PDGF, a family of homo- or hetero-dimeric growth factors including PDGF-AA, PDGF-AB, PDGF-BB, PDGF-CC, and PDGF-DD, binds two different PDGF receptors, α and β [78, 79] PDGF stimulates migration and proliferation of neutrophils, macrophages, fibroblasts and smooth muscle cells as well as granulation tissue formation [78, 79]. PGDF, like TGFβ and ET-1, stimulates fibroblasts to contract floating collagen gel matrices, express collagen and migrate [80, 81], and, in vivo, for the expression of α-SMA (in the liver) and pericytes to differentiate into myofibroblasts (in the kidney) [82, 83].

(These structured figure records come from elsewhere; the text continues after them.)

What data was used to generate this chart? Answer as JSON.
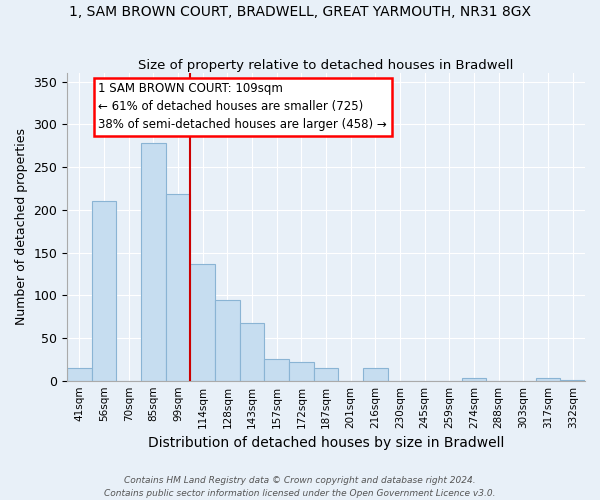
{
  "title": "1, SAM BROWN COURT, BRADWELL, GREAT YARMOUTH, NR31 8GX",
  "subtitle": "Size of property relative to detached houses in Bradwell",
  "xlabel": "Distribution of detached houses by size in Bradwell",
  "ylabel": "Number of detached properties",
  "bin_labels": [
    "41sqm",
    "56sqm",
    "70sqm",
    "85sqm",
    "99sqm",
    "114sqm",
    "128sqm",
    "143sqm",
    "157sqm",
    "172sqm",
    "187sqm",
    "201sqm",
    "216sqm",
    "230sqm",
    "245sqm",
    "259sqm",
    "274sqm",
    "288sqm",
    "303sqm",
    "317sqm",
    "332sqm"
  ],
  "bar_heights": [
    15,
    210,
    0,
    278,
    218,
    137,
    95,
    68,
    25,
    22,
    15,
    0,
    15,
    0,
    0,
    0,
    3,
    0,
    0,
    3,
    1
  ],
  "bar_color": "#c6ddf0",
  "bar_edge_color": "#8ab4d4",
  "vline_x_index": 5,
  "vline_color": "#cc0000",
  "annotation_title": "1 SAM BROWN COURT: 109sqm",
  "annotation_line1": "← 61% of detached houses are smaller (725)",
  "annotation_line2": "38% of semi-detached houses are larger (458) →",
  "ylim": [
    0,
    360
  ],
  "yticks": [
    0,
    50,
    100,
    150,
    200,
    250,
    300,
    350
  ],
  "bg_color": "#e8f0f8",
  "plot_bg_color": "#e8f0f8",
  "footer1": "Contains HM Land Registry data © Crown copyright and database right 2024.",
  "footer2": "Contains public sector information licensed under the Open Government Licence v3.0."
}
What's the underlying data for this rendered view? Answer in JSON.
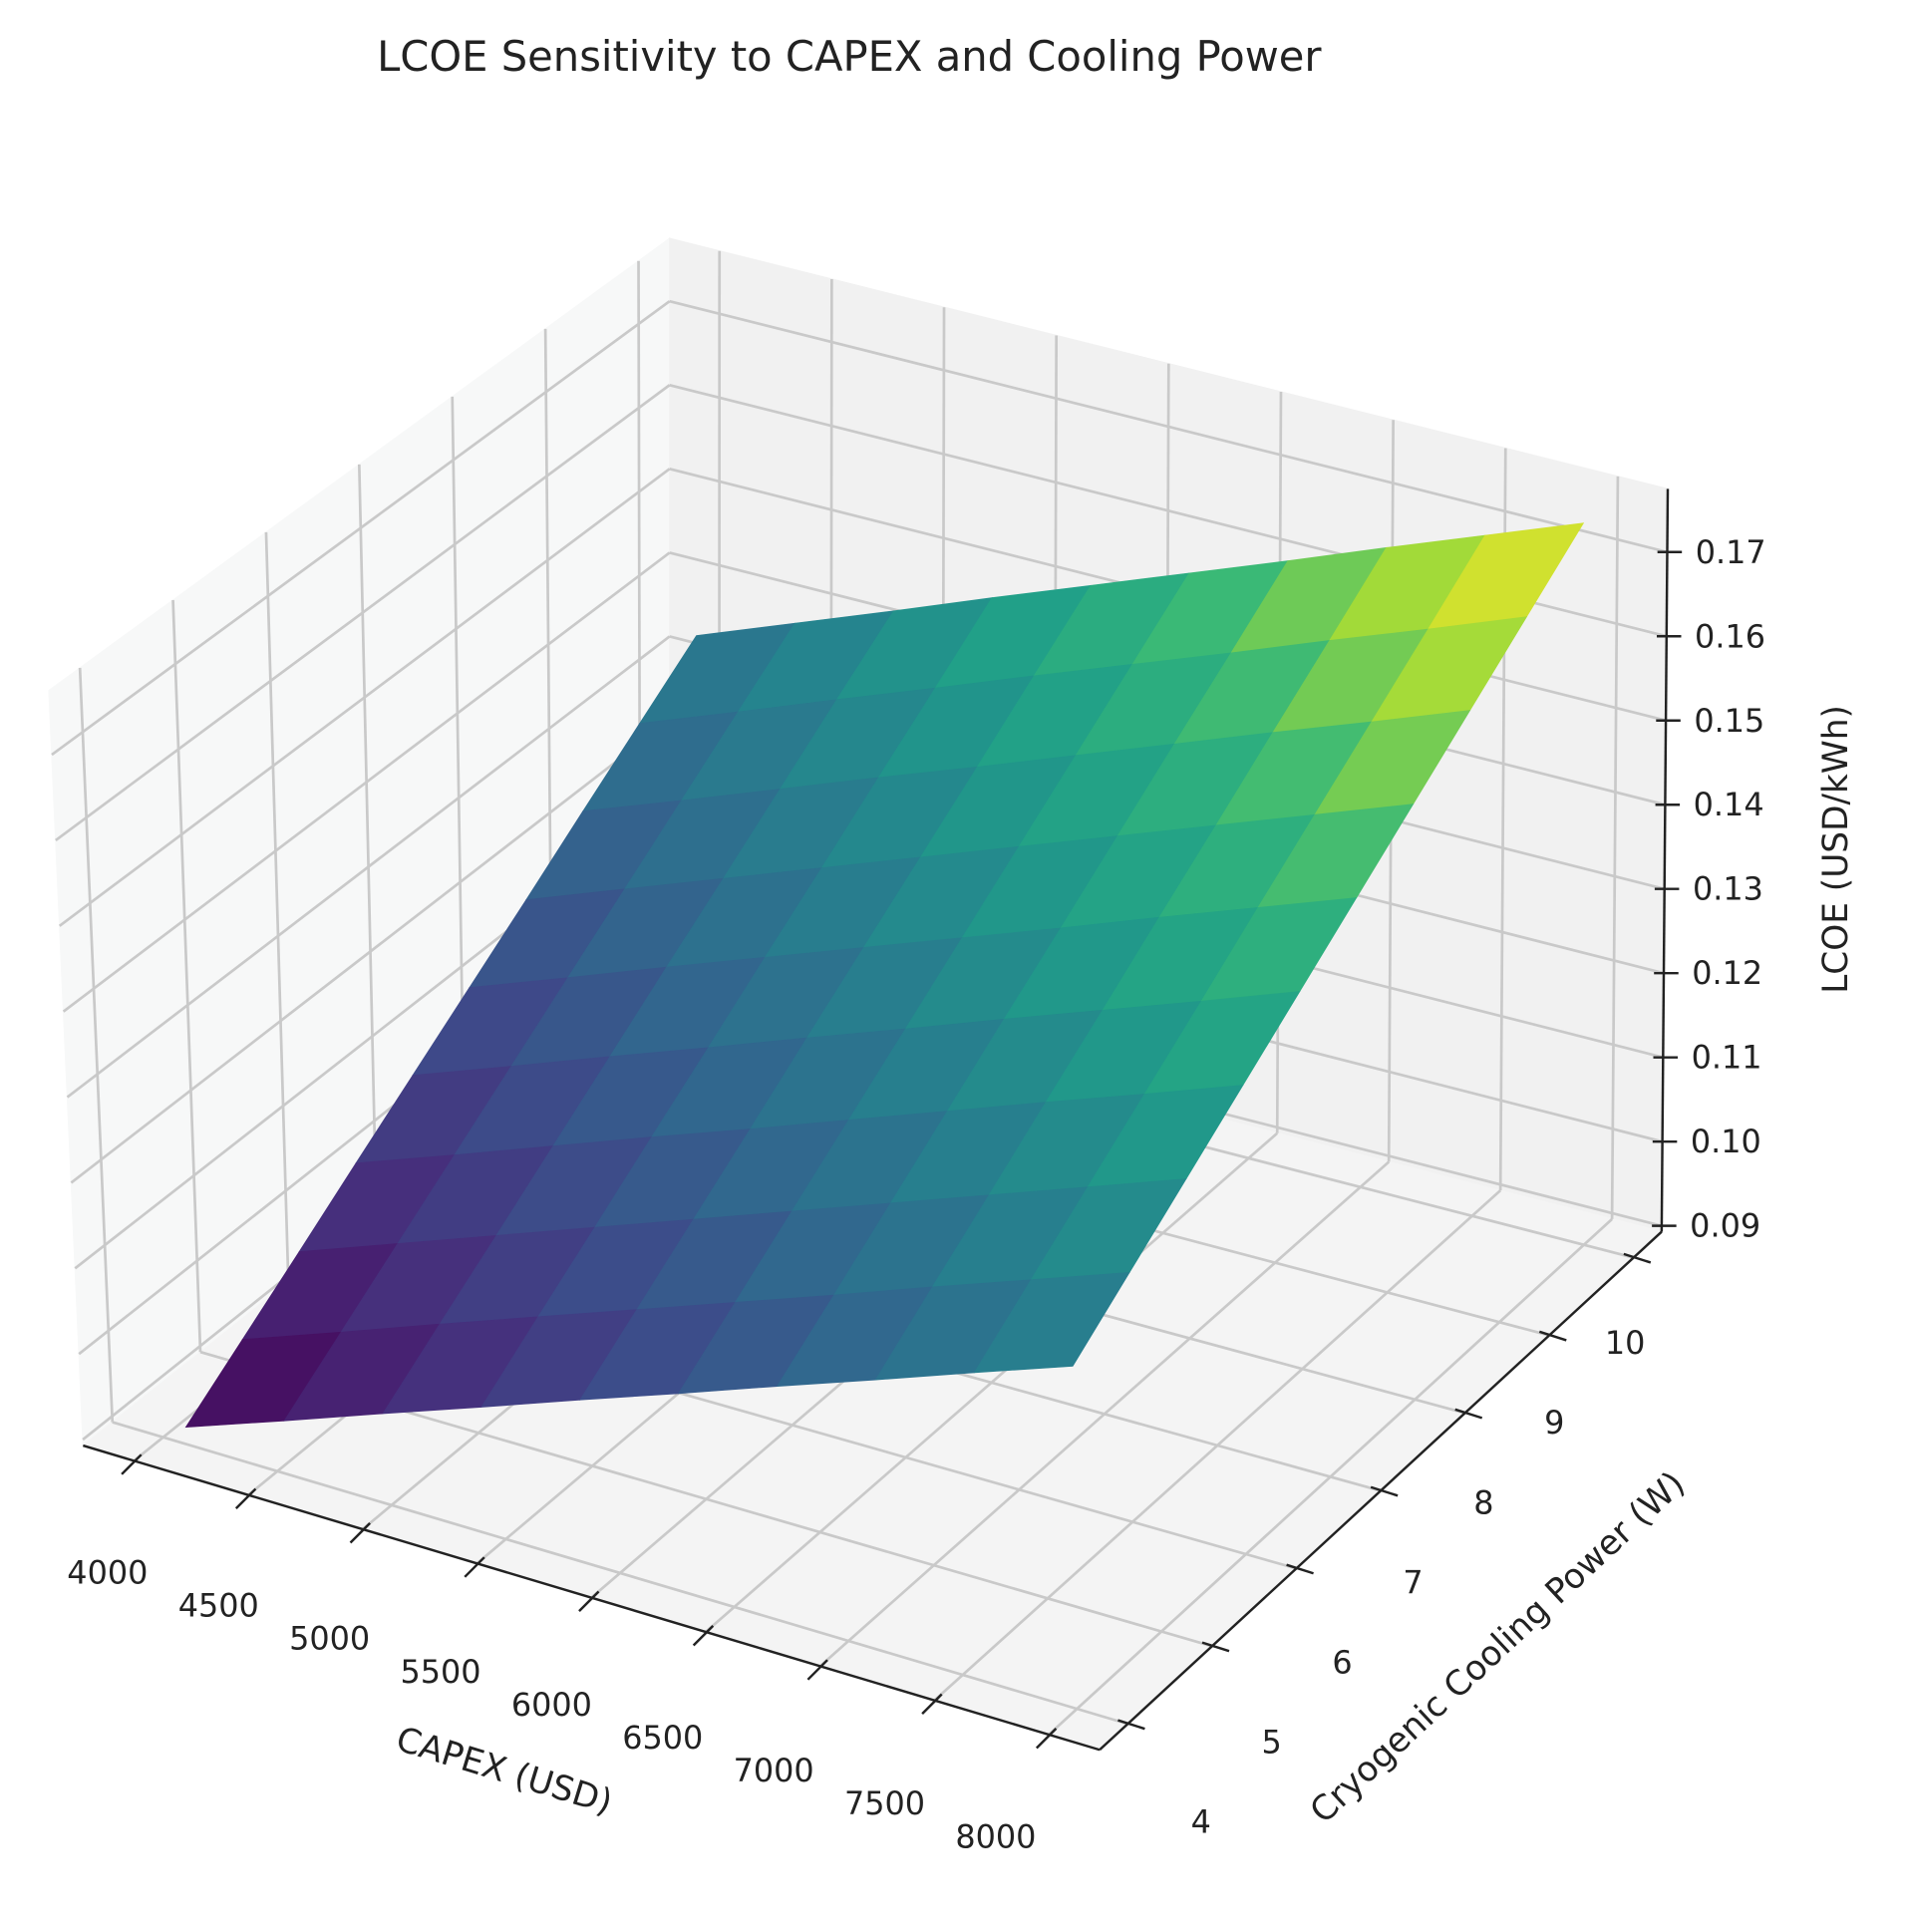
{
  "chart_data": {
    "type": "surface",
    "title": "LCOE Sensitivity to CAPEX and Cooling Power",
    "xlabel": "CAPEX (USD)",
    "ylabel": "Cryogenic Cooling Power (W)",
    "zlabel": "LCOE (USD/kWh)",
    "colormap": "viridis",
    "xlim": [
      4000,
      8000
    ],
    "ylim": [
      4,
      10
    ],
    "zlim": [
      0.0893,
      0.1775
    ],
    "xticks": [
      "4000",
      "4500",
      "5000",
      "5500",
      "6000",
      "6500",
      "7000",
      "7500",
      "8000"
    ],
    "yticks": [
      "4",
      "5",
      "6",
      "7",
      "8",
      "9",
      "10"
    ],
    "zticks": [
      "0.09",
      "0.10",
      "0.11",
      "0.12",
      "0.13",
      "0.14",
      "0.15",
      "0.16",
      "0.17"
    ],
    "x": [
      4000,
      4444,
      4889,
      5333,
      5778,
      6222,
      6667,
      7111,
      7556,
      8000
    ],
    "y": [
      4,
      4.667,
      5.333,
      6,
      6.667,
      7.333,
      8,
      8.667,
      9.333,
      10
    ],
    "z": [
      [
        0.092,
        0.0962,
        0.1005,
        0.1047,
        0.109,
        0.1132,
        0.1175,
        0.1217,
        0.126,
        0.1302
      ],
      [
        0.0959,
        0.1002,
        0.1046,
        0.1089,
        0.1132,
        0.1175,
        0.1218,
        0.1262,
        0.1305,
        0.1348
      ],
      [
        0.0998,
        0.1042,
        0.1086,
        0.113,
        0.1174,
        0.1218,
        0.1262,
        0.1306,
        0.135,
        0.1394
      ],
      [
        0.1038,
        0.1082,
        0.1127,
        0.1172,
        0.1216,
        0.1261,
        0.1306,
        0.1351,
        0.1395,
        0.144
      ],
      [
        0.1077,
        0.1122,
        0.1168,
        0.1213,
        0.1259,
        0.1304,
        0.135,
        0.1395,
        0.144,
        0.1486
      ],
      [
        0.1116,
        0.1162,
        0.1209,
        0.1255,
        0.1301,
        0.1347,
        0.1393,
        0.144,
        0.1486,
        0.1532
      ],
      [
        0.1155,
        0.1202,
        0.1249,
        0.1296,
        0.1343,
        0.139,
        0.1437,
        0.1484,
        0.1531,
        0.1578
      ],
      [
        0.1195,
        0.1242,
        0.129,
        0.1338,
        0.1385,
        0.1433,
        0.1481,
        0.1529,
        0.1576,
        0.1624
      ],
      [
        0.1234,
        0.1282,
        0.1331,
        0.1379,
        0.1428,
        0.1476,
        0.1524,
        0.1573,
        0.1621,
        0.167
      ],
      [
        0.1273,
        0.1322,
        0.1371,
        0.1421,
        0.147,
        0.1519,
        0.1568,
        0.1618,
        0.1667,
        0.1716
      ]
    ],
    "grid": true
  }
}
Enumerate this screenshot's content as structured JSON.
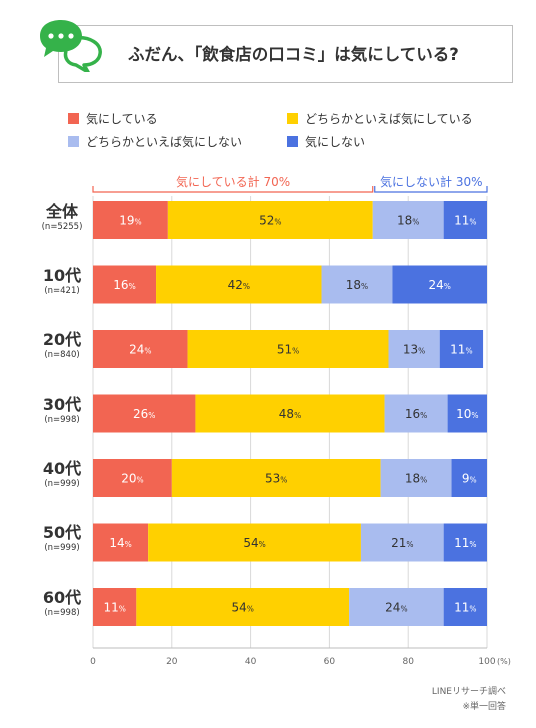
{
  "title": "ふだん、「飲食店の口コミ」は気にしている?",
  "legend": [
    {
      "label": "気にしている",
      "color": "#f26552"
    },
    {
      "label": "どちらかといえば気にしている",
      "color": "#ffd000"
    },
    {
      "label": "どちらかといえば気にしない",
      "color": "#a9bcef"
    },
    {
      "label": "気にしない",
      "color": "#4b72e0"
    }
  ],
  "groups": {
    "positive": {
      "label": "気にしている計 70%",
      "color": "#f26552"
    },
    "negative": {
      "label": "気にしない計 30%",
      "color": "#4b72e0"
    }
  },
  "source": {
    "line1": "LINEリサーチ調べ",
    "line2": "※単一回答"
  },
  "chart_data": {
    "type": "bar",
    "orientation": "horizontal",
    "stacked": true,
    "categories": [
      "全体",
      "10代",
      "20代",
      "30代",
      "40代",
      "50代",
      "60代"
    ],
    "sample_sizes": [
      "(n=5255)",
      "(n=421)",
      "(n=840)",
      "(n=998)",
      "(n=999)",
      "(n=999)",
      "(n=998)"
    ],
    "series": [
      {
        "name": "気にしている",
        "values": [
          19,
          16,
          24,
          26,
          20,
          14,
          11
        ]
      },
      {
        "name": "どちらかといえば気にしている",
        "values": [
          52,
          42,
          51,
          48,
          53,
          54,
          54
        ]
      },
      {
        "name": "どちらかといえば気にしない",
        "values": [
          18,
          18,
          13,
          16,
          18,
          21,
          24
        ]
      },
      {
        "name": "気にしない",
        "values": [
          11,
          24,
          11,
          10,
          9,
          11,
          11
        ]
      }
    ],
    "value_suffix": "%",
    "xlim": [
      0,
      100
    ],
    "xticks": [
      0,
      20,
      40,
      60,
      80,
      100
    ],
    "xunit": "(%)",
    "legend_position": "top"
  }
}
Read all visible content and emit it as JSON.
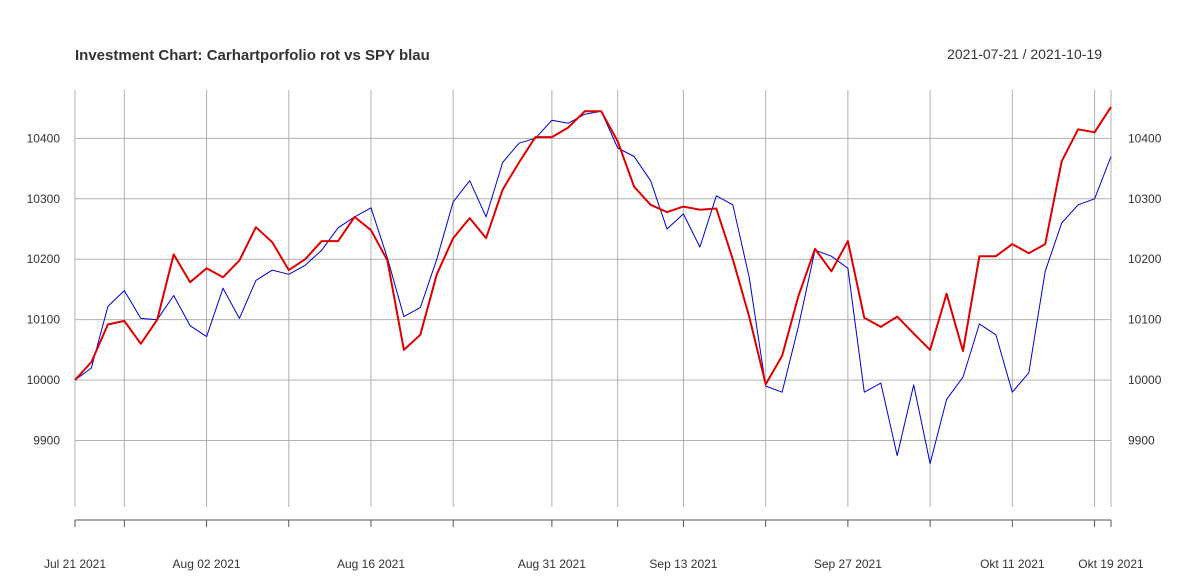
{
  "chart_data": {
    "type": "line",
    "title": "Investment Chart: Carhartporfolio rot vs SPY blau",
    "date_range": "2021-07-21 / 2021-10-19",
    "ylim": [
      9790,
      10480
    ],
    "y_ticks": [
      9900,
      10000,
      10100,
      10200,
      10300,
      10400
    ],
    "grid": true,
    "x_tick_labels": [
      {
        "date": "2021-07-21",
        "label": "Jul 21 2021"
      },
      {
        "date": "2021-08-02",
        "label": "Aug 02 2021"
      },
      {
        "date": "2021-08-16",
        "label": "Aug 16 2021"
      },
      {
        "date": "2021-08-31",
        "label": "Aug 31 2021"
      },
      {
        "date": "2021-09-13",
        "label": "Sep 13 2021"
      },
      {
        "date": "2021-09-27",
        "label": "Sep 27 2021"
      },
      {
        "date": "2021-10-11",
        "label": "Okt 11 2021"
      },
      {
        "date": "2021-10-19",
        "label": "Okt 19 2021"
      }
    ],
    "x_minor_ticks": [
      "2021-07-21",
      "2021-07-26",
      "2021-08-02",
      "2021-08-09",
      "2021-08-16",
      "2021-08-23",
      "2021-08-31",
      "2021-09-07",
      "2021-09-13",
      "2021-09-20",
      "2021-09-27",
      "2021-10-04",
      "2021-10-11",
      "2021-10-18",
      "2021-10-19"
    ],
    "x_gridlines": [
      "2021-07-21",
      "2021-07-26",
      "2021-08-02",
      "2021-08-09",
      "2021-08-16",
      "2021-08-23",
      "2021-08-31",
      "2021-09-07",
      "2021-09-13",
      "2021-09-20",
      "2021-09-27",
      "2021-10-04",
      "2021-10-11",
      "2021-10-18",
      "2021-10-19"
    ],
    "x": [
      "2021-07-21",
      "2021-07-22",
      "2021-07-23",
      "2021-07-26",
      "2021-07-27",
      "2021-07-28",
      "2021-07-29",
      "2021-07-30",
      "2021-08-02",
      "2021-08-03",
      "2021-08-04",
      "2021-08-05",
      "2021-08-06",
      "2021-08-09",
      "2021-08-10",
      "2021-08-11",
      "2021-08-12",
      "2021-08-13",
      "2021-08-16",
      "2021-08-17",
      "2021-08-18",
      "2021-08-19",
      "2021-08-20",
      "2021-08-23",
      "2021-08-24",
      "2021-08-25",
      "2021-08-26",
      "2021-08-27",
      "2021-08-30",
      "2021-08-31",
      "2021-09-01",
      "2021-09-02",
      "2021-09-03",
      "2021-09-07",
      "2021-09-08",
      "2021-09-09",
      "2021-09-10",
      "2021-09-13",
      "2021-09-14",
      "2021-09-15",
      "2021-09-16",
      "2021-09-17",
      "2021-09-20",
      "2021-09-21",
      "2021-09-22",
      "2021-09-23",
      "2021-09-24",
      "2021-09-27",
      "2021-09-28",
      "2021-09-29",
      "2021-09-30",
      "2021-10-01",
      "2021-10-04",
      "2021-10-05",
      "2021-10-06",
      "2021-10-07",
      "2021-10-08",
      "2021-10-11",
      "2021-10-12",
      "2021-10-13",
      "2021-10-14",
      "2021-10-15",
      "2021-10-18",
      "2021-10-19"
    ],
    "series": [
      {
        "color": "#0000cc",
        "stroke_width": 1,
        "values": [
          10000,
          10020,
          10122,
          10148,
          10102,
          10100,
          10140,
          10090,
          10072,
          10152,
          10102,
          10165,
          10182,
          10175,
          10190,
          10215,
          10252,
          10270,
          10285,
          10202,
          10105,
          10120,
          10200,
          10295,
          10330,
          10270,
          10360,
          10392,
          10400,
          10430,
          10425,
          10440,
          10445,
          10384,
          10370,
          10330,
          10250,
          10275,
          10220,
          10305,
          10290,
          10170,
          9990,
          9980,
          10090,
          10215,
          10205,
          10185,
          9980,
          9995,
          9875,
          9992,
          9862,
          9968,
          10005,
          10093,
          10075,
          9980,
          10012,
          10180,
          10260,
          10290,
          10300,
          10370
        ]
      },
      {
        "color": "#dd0000",
        "stroke_width": 2,
        "values": [
          10000,
          10030,
          10092,
          10098,
          10060,
          10100,
          10208,
          10162,
          10185,
          10170,
          10198,
          10253,
          10228,
          10182,
          10200,
          10230,
          10230,
          10270,
          10248,
          10198,
          10050,
          10075,
          10175,
          10235,
          10268,
          10235,
          10315,
          10360,
          10402,
          10402,
          10418,
          10445,
          10445,
          10395,
          10320,
          10290,
          10278,
          10287,
          10282,
          10284,
          10200,
          10105,
          9993,
          10040,
          10140,
          10217,
          10180,
          10230,
          10103,
          10088,
          10105,
          10077,
          10050,
          10143,
          10048,
          10205,
          10205,
          10225,
          10210,
          10225,
          10362,
          10415,
          10410,
          10452
        ]
      }
    ]
  }
}
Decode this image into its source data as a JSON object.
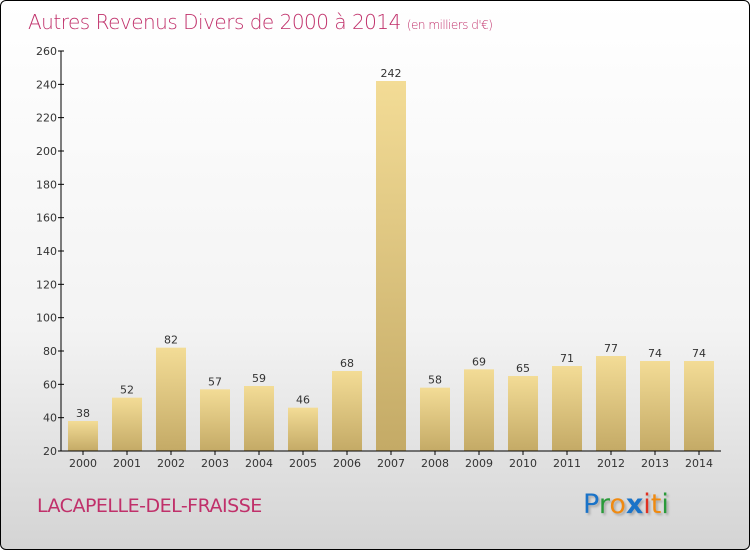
{
  "chart_data": {
    "type": "bar",
    "title": "Autres Revenus Divers de 2000 à 2014",
    "unit": "(en milliers d'€)",
    "categories": [
      "2000",
      "2001",
      "2002",
      "2003",
      "2004",
      "2005",
      "2006",
      "2007",
      "2008",
      "2009",
      "2010",
      "2011",
      "2012",
      "2013",
      "2014"
    ],
    "values": [
      38,
      52,
      82,
      57,
      59,
      46,
      68,
      242,
      58,
      69,
      65,
      71,
      77,
      74,
      74
    ],
    "ylim": [
      20,
      260
    ],
    "yticks": [
      20,
      40,
      60,
      80,
      100,
      120,
      140,
      160,
      180,
      200,
      220,
      240,
      260
    ],
    "xlabel": "",
    "ylabel": "",
    "bar_color_top": "#f3dc96",
    "bar_color_bottom": "#c4aa66"
  },
  "footer": {
    "place": "LACAPELLE-DEL-FRAISSE",
    "logo": "Proxiti"
  }
}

Evidence is accumulating that SSc myofibroblasts may arise through the recruitment of microvascular pericytes. PDGFβ receptors are expressed by activated microvascular pericytes in patients with early SSc, but not in those with late-stage scleroderma [84]. Although histological examination of markers is inherently imprecise method of detecting origin, only a subset (~30%) of myofibroblasts in cutaneous mouse wounds are positive for the pericyte marker NG2, but the overwhelming majority of cells in SSc and in bleomycin-induced skin fibrosis are NG2-positive [24, 85]. Imatinib mesylate, which inhibits the platelet-derived growth factor receptor (PDGFR)-beta inhibitor and c-abl, delays wound closure, concomitant with reduced expression of collagen type I and numbers of myofibroblasts [86]. However, in vitro, imatinib mesylate did not prevent serum-induced contraction of collagen gels but potently inhibited fibroblast proliferation [86]. In a mouse model of bleomycin-induced dermal fibrosis, dual inhibition of c-abl and PDGF receptor signaling bdasatinib and nilotinib potently reduced the dermal thickness, the number of myofibroblasts, and the collagen content of the skin in a dose-dependent manner at well-tolerated doses [87]. Moreover, it has been shown that TGFβ-induces fibrosis in vivo via c-abl [88, 89], in a fashion that appears to involve protein kinase c delta [90]. Collectively, these data suggest that imatinib mesylate may act, at least in part, by blocking pericyte recruitment to SSc skin. In an open label trial, adverse events were common, but improvements in skin thickening were seen [91]. However, in another trial, imatinib was poorly tolerated which could limit its application in SSc [92]. Thus it remains debatable as to whether imatinib mesylate might be a viable option for the treatment of SSc, clinically.